Hi. Thanks for taking my question. This one's for me. Just looking at your log harvest values in the quarter, you know, that pretty substantially talks about a cutting permit issue. Should we be thinking about, I mean, the sale of private timberlands or other recent changes to the parts of the land, is that going to impact there, or is this really ensuring mostly a cutting permit issue? And if so, in what sense do things get better kind of in the future as it progresses, or how should you think about harvest through the balance of pay class? Thanks.
Thanks, Matt. I might just add a comment just to begin with. One is that, you know, we're getting a bit more accustomed to having a little bit less inventory both in log form and in lumber form. You can see that in the numbers that were disclosed earlier. it speaks to our focus on working capital. So overall, I don't think anyone ever, I certainly don't want any of our management team ever to feel comfortable when it comes to inventory levels. There should always be a little bit of uncomfortable feeling when it comes to inventory because that tells me that we're continuing to get as lean as possible throughout the whole supply chain. So When I think of actual harvesting levels in Q1, they were very much in line with our business plan to support the requirements of the mills. And we're going to continue to be very disciplined on that. And so we don't see a need to have a million cubic meters of continue to be focused on being very lean and manage our working capital. With respect to the private land, that was a relatively insignificant volume overall of our log harvesting and our log volume for the next number of years. And so it really doesn't have any impact on on our harvesting and or our log needs. I think it's less than 2% of our consumption. Any other questions related to that, Ben?
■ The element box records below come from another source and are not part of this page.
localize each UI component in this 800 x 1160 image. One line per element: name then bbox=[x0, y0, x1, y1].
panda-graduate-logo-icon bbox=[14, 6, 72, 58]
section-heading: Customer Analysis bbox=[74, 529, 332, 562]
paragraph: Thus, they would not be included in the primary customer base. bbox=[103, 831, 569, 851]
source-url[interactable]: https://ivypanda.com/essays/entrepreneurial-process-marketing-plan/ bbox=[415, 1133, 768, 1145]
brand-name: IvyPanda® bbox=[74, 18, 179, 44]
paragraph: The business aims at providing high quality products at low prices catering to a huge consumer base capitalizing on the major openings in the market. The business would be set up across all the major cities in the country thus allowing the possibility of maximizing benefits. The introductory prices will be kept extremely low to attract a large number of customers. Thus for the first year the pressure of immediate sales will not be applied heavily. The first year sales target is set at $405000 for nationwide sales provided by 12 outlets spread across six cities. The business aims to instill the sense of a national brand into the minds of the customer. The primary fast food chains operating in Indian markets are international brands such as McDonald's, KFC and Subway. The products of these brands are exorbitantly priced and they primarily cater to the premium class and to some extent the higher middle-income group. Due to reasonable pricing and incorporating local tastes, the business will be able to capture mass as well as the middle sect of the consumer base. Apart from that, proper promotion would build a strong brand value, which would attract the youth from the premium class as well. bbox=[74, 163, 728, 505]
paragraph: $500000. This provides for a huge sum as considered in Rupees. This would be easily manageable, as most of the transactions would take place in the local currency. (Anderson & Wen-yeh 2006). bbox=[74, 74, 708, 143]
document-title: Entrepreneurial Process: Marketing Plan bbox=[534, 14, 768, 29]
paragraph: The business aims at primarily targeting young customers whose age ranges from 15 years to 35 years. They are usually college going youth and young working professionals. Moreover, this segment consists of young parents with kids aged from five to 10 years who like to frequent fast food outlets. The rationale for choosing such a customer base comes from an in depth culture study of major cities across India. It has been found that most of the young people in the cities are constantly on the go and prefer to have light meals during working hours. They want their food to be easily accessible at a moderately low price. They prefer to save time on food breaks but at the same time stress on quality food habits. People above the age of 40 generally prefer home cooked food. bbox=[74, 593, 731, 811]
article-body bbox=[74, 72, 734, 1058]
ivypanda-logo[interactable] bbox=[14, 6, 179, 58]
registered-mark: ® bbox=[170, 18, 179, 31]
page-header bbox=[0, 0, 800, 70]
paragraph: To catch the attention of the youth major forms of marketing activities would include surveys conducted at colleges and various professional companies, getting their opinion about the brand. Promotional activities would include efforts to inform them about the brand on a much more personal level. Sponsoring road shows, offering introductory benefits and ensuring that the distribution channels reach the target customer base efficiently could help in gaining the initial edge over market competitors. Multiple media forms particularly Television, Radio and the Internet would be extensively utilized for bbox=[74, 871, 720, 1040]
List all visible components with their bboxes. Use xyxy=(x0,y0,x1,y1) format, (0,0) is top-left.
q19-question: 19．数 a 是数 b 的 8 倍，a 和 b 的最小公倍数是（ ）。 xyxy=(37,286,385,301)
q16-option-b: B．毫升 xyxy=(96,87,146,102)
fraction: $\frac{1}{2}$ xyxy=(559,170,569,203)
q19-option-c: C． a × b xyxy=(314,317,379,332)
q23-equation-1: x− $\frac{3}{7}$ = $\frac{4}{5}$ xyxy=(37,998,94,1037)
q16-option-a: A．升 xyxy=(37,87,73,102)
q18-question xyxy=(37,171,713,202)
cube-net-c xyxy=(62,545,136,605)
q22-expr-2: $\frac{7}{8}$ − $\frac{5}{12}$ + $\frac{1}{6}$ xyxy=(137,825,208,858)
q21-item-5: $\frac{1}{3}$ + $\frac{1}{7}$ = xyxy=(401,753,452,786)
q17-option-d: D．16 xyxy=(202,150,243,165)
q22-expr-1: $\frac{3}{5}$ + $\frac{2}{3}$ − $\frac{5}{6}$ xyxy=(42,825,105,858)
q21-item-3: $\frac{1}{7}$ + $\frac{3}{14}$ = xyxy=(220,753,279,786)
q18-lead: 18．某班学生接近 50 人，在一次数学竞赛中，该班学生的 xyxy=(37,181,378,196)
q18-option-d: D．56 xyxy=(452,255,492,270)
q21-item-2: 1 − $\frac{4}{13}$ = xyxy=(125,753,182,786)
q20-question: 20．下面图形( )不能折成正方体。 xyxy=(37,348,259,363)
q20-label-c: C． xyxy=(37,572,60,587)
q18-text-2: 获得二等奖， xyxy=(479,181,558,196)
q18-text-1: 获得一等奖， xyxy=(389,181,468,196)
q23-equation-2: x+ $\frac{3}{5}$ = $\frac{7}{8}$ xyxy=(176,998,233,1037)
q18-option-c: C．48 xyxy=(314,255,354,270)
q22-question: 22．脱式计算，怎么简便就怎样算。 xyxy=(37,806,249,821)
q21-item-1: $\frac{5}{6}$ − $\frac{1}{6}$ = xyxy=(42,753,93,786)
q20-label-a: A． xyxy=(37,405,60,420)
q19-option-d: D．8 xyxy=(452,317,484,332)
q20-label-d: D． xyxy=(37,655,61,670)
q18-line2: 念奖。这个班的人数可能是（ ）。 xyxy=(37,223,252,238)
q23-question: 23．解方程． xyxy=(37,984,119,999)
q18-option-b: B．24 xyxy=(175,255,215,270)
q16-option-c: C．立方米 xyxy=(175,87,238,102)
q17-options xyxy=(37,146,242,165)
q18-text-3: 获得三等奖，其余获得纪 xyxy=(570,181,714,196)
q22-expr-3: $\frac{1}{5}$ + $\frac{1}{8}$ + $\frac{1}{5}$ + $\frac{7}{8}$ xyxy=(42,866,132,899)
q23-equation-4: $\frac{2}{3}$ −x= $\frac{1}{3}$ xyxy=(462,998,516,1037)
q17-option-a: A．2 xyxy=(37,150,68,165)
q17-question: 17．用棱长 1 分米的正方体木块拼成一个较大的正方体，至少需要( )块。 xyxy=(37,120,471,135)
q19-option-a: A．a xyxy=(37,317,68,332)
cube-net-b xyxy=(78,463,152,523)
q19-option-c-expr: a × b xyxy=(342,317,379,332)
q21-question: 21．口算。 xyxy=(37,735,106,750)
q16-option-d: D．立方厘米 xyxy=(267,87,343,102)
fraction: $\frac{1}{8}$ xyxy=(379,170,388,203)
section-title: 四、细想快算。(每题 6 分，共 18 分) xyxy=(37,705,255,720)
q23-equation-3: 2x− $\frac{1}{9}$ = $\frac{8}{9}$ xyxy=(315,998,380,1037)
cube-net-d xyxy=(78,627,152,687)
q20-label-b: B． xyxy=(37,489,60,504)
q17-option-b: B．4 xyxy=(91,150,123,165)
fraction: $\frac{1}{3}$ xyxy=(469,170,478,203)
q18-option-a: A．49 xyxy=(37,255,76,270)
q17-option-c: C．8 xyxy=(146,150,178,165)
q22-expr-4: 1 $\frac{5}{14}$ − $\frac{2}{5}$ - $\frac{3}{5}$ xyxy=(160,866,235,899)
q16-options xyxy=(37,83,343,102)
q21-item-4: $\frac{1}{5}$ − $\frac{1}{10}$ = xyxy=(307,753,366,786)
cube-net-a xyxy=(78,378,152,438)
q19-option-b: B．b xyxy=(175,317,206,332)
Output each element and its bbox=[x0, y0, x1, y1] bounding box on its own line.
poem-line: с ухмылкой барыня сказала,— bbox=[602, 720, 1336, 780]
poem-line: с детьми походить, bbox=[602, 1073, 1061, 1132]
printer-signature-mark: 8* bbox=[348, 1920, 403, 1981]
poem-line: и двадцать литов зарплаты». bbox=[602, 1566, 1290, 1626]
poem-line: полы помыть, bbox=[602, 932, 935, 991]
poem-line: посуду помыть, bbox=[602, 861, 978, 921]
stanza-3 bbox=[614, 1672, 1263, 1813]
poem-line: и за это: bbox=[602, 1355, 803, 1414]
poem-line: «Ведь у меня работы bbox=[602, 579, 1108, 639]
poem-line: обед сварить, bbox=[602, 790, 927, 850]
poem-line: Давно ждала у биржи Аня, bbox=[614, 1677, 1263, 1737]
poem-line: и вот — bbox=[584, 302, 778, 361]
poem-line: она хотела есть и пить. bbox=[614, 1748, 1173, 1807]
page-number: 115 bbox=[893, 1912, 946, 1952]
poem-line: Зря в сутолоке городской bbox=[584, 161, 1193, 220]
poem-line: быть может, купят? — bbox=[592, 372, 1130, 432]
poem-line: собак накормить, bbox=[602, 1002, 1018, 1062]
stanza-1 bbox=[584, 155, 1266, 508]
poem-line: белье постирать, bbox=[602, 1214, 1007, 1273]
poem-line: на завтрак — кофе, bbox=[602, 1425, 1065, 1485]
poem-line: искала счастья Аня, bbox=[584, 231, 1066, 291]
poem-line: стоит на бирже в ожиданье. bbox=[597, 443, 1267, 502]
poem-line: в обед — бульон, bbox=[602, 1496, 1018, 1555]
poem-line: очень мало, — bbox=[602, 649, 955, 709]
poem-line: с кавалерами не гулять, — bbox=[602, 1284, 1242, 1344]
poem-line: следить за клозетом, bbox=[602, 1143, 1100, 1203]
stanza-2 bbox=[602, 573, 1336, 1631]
I mean, this is a pretty good runway to pick about for harvest. I don't really see the balance of 25, as you'd be expecting in terms of some kind of IQR model.
Yeah, I think it's pretty much in line with our business plan. We actually had a very good start to the year. The weather cooperated. We were able to get into some old growth a little bit earlier than expected. You know, in the log market overall, you can see that in some of the results that we're sharing. The log market's pretty good. So we're pleased on where we're at and don't anticipate that. you know, any material change as we look for the balance of the year.
Great. Thanks very much. I'll take it back.
Thanks, Matt. Thank you, Delano, for the questions registered at this time. I would like to turn the meeting back over to Mr. Hofer.
Well, thanks, everyone, for joining our call today. We certainly appreciate your continued interest in our company, and we look forward to our next call in August. Thank you very much.
Thank you. The conference has now ended. Please disconnect your lines at this time, and thank you for your participation.